Slice the summer squash into thin rounds using a sharp knife, feeling the slight resistance as you cut through the firm flesh. Place the slices in a bowl and sprinkle generously with salt, then let sit for about 5 minutes to draw out excess moisture.
Meanwhile, finely chop the onion and grate the cheese if not pre-shredded. Set these aside for later.
After the squash has rested, use a clean towel or paper towels to gently pat the slices dry, removing any excess moisture and salt.
Heat a large skillet over medium heat and add the butter. Once melted and bubbling, add the chopped onion and sauté until fragrant and translucent, about 2-3 minutes.
Add the sliced squash to the skillet and cook, stirring occasionally, until they soften and turn a light golden color—about 5-7 minutes. You should hear a gentle sizzle and smell the sweet, green aroma of the squash.
Season the cooked squash with salt, pepper, and chopped herbs, then stir to combine. Remove from heat and transfer to a baking dish.

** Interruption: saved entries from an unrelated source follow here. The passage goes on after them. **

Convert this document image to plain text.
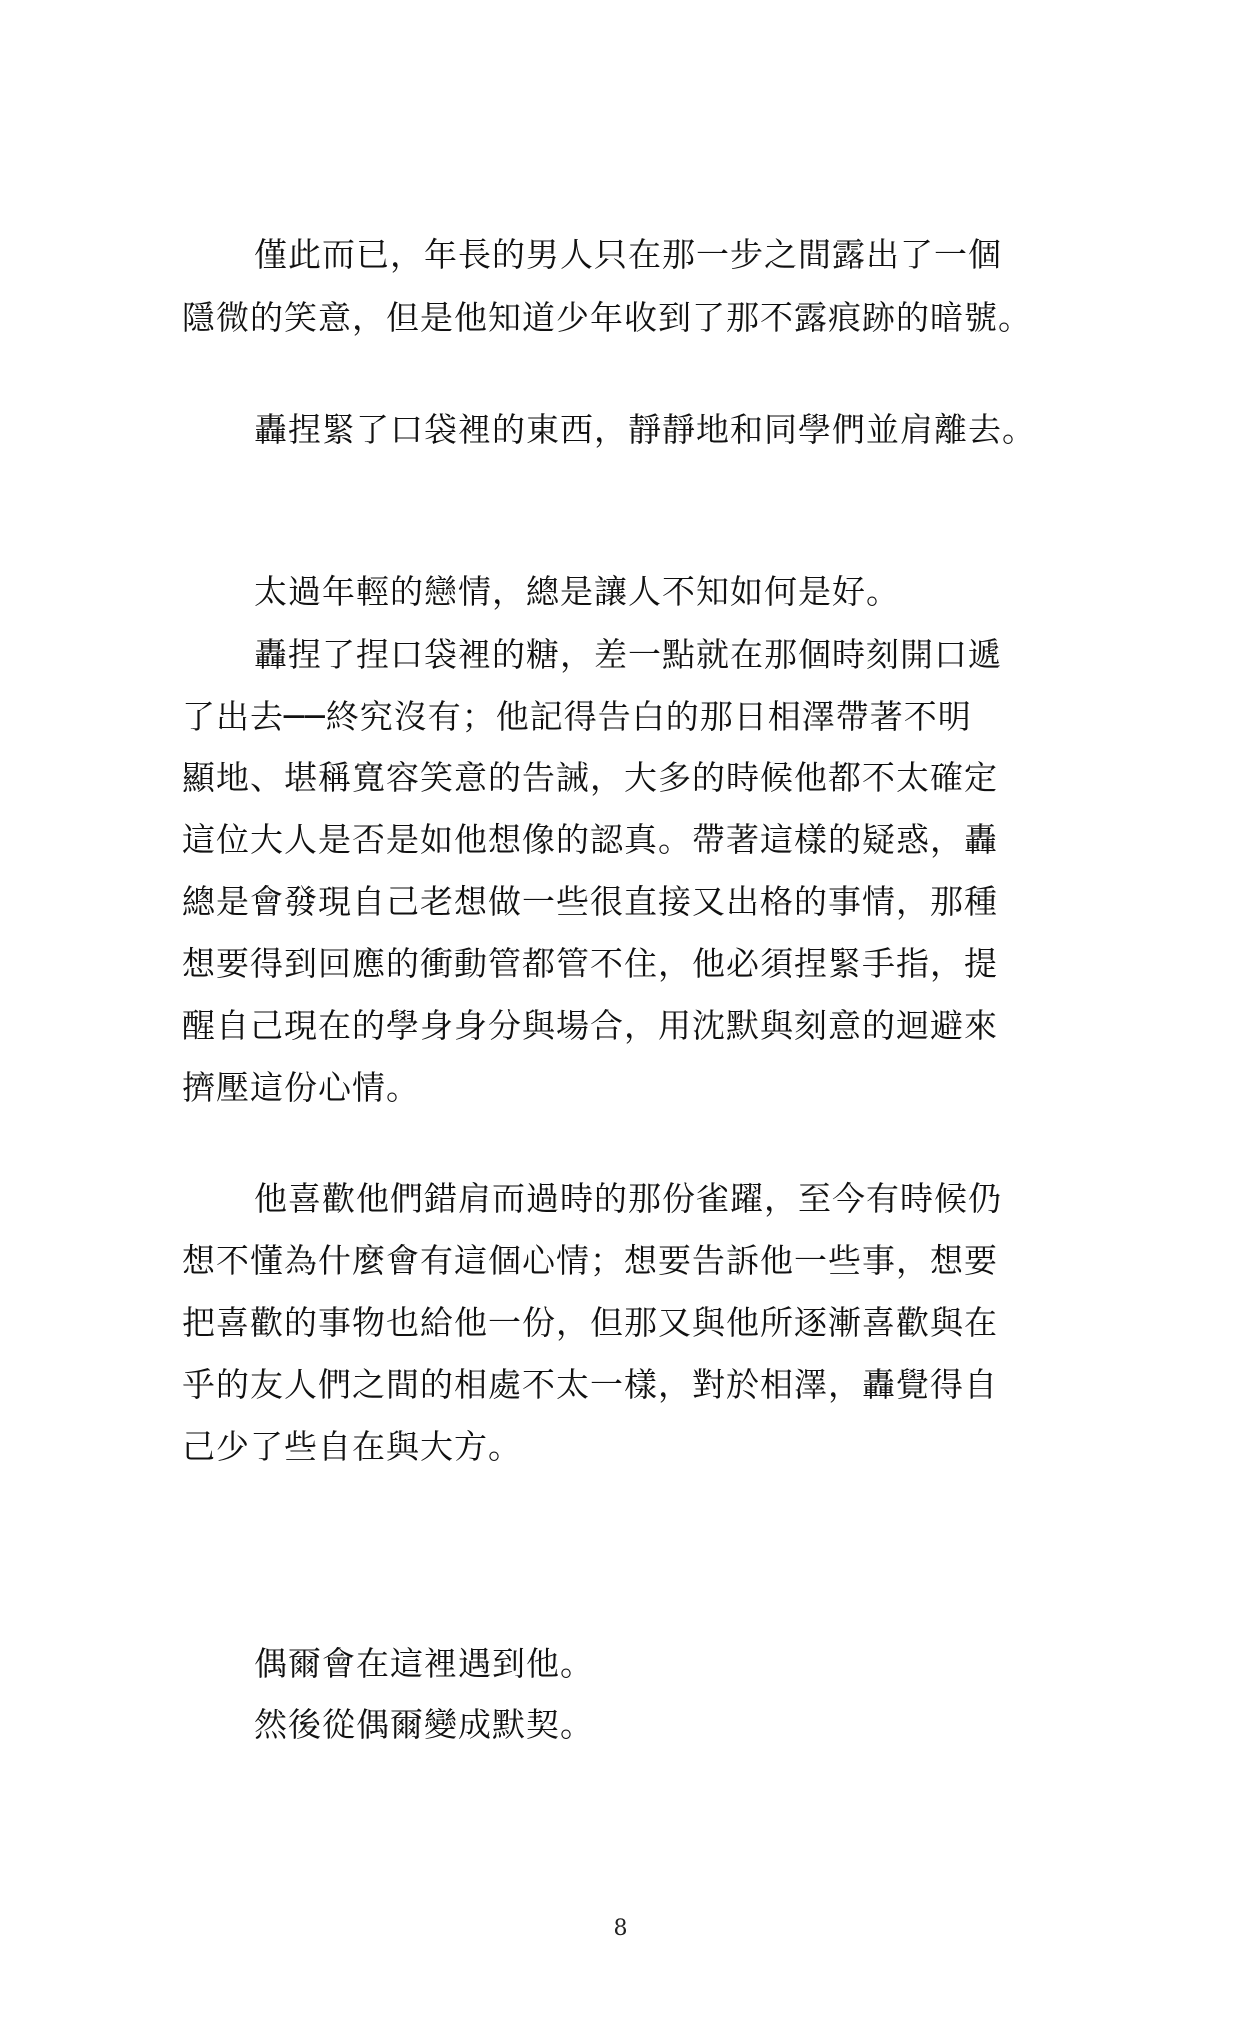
僅此而已，年長的男人只在那一步之間露出了一個
隱微的笑意，但是他知道少年收到了那不露痕跡的暗號。
轟捏緊了口袋裡的東西，靜靜地和同學們並肩離去。
太過年輕的戀情，總是讓人不知如何是好。
轟捏了捏口袋裡的糖，差一點就在那個時刻開口遞
了出去──終究沒有；他記得告白的那日相澤帶著不明
顯地、堪稱寬容笑意的告誡，大多的時候他都不太確定
這位大人是否是如他想像的認真。帶著這樣的疑惑，轟
總是會發現自己老想做一些很直接又出格的事情，那種
想要得到回應的衝動管都管不住，他必須捏緊手指，提
醒自己現在的學身身分與場合，用沈默與刻意的迴避來
擠壓這份心情。
他喜歡他們錯肩而過時的那份雀躍，至今有時候仍
想不懂為什麼會有這個心情；想要告訴他一些事，想要
把喜歡的事物也給他一份，但那又與他所逐漸喜歡與在
乎的友人們之間的相處不太一樣，對於相澤，轟覺得自
己少了些自在與大方。
偶爾會在這裡遇到他。
然後從偶爾變成默契。
8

Sprinkle the shredded cheese evenly over the squash, then top with the panko breadcrumbs for a crunchy finish.
Place the baking dish in a preheated oven at 375°F (190°C) and bake for about 10-15 minutes, until the top is golden brown and bubbly.
Remove from the oven and let sit for a few minutes to settle. The casserole should be hot, with a crispy, golden topping and tender, fragrant squash underneath.
Serve warm, enjoying the crisp topping with the soft, flavorful squash inside. Garnish with additional herbs if desired.